The book does feature all three characters but the story is ghost based and centres on Annie. We did get one aspect re Mitchell I was unhappy with, the book suggesting that he regularly stole blood packs from the hospital in order to fend off the craving. We saw him do this in the pilot and he stole blood in season 1 once, for Lauren. We have never seen him steal blood, through season 1 and 2, for himself and the inference (in series) is that he is completely off blood in any form. (In Being Human blood packs are ‘dead blood’ for vampires and taste wrong, offering no sustenance). Further the book confirms that Mitchell does not show on CCTV, which blows the only doesn't reflect/appear on silver backed surfaces and film based photography discussed at the end of season 1.
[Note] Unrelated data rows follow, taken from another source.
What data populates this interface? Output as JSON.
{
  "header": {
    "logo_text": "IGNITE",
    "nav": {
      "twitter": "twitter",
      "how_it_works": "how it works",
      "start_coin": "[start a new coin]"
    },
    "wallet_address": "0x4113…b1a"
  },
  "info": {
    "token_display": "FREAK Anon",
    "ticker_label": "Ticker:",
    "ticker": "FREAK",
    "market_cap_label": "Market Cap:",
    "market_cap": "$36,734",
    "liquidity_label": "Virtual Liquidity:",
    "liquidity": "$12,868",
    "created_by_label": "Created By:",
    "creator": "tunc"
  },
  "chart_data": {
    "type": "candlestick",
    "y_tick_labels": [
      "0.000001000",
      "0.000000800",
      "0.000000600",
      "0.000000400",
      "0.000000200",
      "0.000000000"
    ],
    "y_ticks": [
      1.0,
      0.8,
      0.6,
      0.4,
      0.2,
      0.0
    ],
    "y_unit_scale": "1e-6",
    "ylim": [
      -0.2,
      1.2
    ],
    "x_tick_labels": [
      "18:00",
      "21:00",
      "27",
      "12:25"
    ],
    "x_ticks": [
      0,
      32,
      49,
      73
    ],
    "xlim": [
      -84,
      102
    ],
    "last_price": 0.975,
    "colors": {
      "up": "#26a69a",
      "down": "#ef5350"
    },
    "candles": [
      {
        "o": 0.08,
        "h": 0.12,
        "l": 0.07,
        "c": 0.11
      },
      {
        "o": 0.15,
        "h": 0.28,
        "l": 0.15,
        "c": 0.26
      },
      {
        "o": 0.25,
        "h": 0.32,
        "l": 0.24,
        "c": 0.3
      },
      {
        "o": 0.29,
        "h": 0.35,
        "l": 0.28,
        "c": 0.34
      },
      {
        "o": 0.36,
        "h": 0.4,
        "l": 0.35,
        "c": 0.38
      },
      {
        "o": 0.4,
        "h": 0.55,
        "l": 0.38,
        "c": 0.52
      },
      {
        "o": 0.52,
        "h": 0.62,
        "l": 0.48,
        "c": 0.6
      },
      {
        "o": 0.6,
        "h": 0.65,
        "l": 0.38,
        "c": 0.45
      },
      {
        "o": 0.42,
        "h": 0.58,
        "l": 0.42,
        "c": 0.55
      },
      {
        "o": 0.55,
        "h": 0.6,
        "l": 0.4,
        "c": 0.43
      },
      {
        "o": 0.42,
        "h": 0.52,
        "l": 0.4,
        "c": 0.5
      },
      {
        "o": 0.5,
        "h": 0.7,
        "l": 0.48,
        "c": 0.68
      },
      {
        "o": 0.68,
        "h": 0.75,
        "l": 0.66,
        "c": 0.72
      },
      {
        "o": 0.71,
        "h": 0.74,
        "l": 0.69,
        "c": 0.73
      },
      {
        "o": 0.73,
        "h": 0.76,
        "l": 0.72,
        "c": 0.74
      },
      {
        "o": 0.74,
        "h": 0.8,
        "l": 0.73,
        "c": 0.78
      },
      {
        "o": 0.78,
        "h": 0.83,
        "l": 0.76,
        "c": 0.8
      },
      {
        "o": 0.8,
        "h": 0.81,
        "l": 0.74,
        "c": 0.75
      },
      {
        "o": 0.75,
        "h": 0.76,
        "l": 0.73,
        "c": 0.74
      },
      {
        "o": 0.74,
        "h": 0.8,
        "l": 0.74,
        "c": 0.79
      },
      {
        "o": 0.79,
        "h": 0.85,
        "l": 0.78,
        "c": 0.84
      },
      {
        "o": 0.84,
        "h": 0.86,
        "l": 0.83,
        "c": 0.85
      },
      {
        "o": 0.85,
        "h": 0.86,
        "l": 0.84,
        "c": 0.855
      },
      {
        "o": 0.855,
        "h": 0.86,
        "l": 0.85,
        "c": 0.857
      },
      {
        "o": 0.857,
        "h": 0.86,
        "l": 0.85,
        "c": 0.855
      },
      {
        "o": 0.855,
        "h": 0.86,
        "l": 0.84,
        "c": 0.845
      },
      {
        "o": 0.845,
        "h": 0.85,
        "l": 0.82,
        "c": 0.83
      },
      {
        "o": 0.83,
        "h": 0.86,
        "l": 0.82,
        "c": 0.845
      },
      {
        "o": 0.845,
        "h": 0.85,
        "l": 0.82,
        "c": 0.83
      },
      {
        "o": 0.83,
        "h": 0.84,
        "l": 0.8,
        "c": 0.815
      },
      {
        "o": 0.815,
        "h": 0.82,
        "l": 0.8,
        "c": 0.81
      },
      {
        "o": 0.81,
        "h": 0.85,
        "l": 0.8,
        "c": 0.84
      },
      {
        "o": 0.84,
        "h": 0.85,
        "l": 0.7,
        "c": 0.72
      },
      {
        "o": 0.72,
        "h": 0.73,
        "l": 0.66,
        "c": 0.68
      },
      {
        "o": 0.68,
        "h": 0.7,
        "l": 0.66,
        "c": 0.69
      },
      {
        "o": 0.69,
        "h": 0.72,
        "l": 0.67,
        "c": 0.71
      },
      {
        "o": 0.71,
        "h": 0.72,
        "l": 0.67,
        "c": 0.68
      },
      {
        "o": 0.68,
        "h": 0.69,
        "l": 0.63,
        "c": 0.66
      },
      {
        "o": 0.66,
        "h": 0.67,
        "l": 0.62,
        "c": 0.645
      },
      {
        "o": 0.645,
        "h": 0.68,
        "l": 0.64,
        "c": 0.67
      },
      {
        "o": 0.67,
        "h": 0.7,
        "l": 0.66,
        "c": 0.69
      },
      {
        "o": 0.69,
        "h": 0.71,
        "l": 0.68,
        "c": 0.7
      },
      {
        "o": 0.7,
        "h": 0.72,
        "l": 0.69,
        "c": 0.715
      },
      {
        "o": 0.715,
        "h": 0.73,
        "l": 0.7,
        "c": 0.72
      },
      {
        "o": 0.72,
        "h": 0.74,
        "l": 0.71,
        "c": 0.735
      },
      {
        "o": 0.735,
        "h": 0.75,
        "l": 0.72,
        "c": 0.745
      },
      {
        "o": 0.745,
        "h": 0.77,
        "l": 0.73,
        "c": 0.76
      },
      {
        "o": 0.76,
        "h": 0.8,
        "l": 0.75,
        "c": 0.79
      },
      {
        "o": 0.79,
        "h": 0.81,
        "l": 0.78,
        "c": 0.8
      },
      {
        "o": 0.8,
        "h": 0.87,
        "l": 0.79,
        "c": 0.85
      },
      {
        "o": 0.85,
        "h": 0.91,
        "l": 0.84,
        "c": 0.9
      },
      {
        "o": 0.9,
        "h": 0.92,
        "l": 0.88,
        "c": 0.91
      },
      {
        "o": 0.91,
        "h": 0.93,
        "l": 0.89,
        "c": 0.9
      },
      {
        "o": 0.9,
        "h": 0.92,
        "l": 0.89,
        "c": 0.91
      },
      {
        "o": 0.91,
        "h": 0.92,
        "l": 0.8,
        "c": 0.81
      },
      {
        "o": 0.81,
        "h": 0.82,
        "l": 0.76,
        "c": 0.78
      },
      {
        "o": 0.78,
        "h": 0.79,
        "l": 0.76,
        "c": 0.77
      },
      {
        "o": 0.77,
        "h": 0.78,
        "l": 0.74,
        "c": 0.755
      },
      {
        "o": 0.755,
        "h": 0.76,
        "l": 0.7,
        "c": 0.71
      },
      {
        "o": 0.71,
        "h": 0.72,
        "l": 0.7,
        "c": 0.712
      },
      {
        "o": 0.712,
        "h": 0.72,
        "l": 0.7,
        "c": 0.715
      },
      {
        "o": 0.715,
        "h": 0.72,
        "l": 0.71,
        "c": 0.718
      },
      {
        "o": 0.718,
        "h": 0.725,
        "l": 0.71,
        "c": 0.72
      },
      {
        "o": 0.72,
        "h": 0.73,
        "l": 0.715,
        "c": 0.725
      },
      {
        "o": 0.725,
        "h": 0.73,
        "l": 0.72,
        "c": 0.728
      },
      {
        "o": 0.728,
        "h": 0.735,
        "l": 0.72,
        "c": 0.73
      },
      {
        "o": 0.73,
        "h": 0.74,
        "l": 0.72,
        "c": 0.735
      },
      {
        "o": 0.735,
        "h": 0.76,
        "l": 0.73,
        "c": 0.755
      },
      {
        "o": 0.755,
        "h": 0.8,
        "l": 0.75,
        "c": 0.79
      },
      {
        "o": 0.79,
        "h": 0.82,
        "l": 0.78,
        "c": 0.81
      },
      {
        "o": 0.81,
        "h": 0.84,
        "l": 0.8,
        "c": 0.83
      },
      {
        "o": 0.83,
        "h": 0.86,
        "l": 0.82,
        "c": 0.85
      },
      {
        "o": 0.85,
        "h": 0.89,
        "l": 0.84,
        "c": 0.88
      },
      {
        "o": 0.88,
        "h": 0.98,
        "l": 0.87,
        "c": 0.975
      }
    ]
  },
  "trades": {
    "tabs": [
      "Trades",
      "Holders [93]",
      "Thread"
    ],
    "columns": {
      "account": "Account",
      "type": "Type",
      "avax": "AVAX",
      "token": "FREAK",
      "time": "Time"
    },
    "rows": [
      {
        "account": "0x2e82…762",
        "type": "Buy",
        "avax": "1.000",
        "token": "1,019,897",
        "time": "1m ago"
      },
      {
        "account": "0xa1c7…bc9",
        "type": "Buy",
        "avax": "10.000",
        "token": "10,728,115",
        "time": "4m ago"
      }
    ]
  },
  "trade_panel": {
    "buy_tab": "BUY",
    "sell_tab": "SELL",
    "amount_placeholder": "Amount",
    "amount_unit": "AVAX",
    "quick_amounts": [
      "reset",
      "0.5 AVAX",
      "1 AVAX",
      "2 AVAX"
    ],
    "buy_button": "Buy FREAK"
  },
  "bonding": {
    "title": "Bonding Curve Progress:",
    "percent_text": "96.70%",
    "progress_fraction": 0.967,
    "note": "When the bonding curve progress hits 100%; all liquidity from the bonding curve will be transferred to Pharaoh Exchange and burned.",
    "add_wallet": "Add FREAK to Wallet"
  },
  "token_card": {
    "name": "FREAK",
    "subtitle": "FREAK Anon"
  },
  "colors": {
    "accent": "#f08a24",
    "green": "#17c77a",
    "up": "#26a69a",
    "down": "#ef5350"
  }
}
Story and writing wise… it was okay… but… there is a series of comedic misunderstandings that I could almost imagine working in series but just failed to make me titter in prose (possibly it missed the actors’ delivery) and whilst the concept of the story is rather dark the atmosphere generated in prose fails to meet the deeply dark tone of season 2. It was also a very light read, talking only a few hours to demolish. There was, however, one line within that really underlined, in an unusual way, the vampiric condition: “Being a vampire didn’t mean living for ever, it meant retaining independence.”
Fans, I am sure, will want to read this to get their George, Mitchell and Annie fix and I have read worse tie ins. 4.5 out of 10.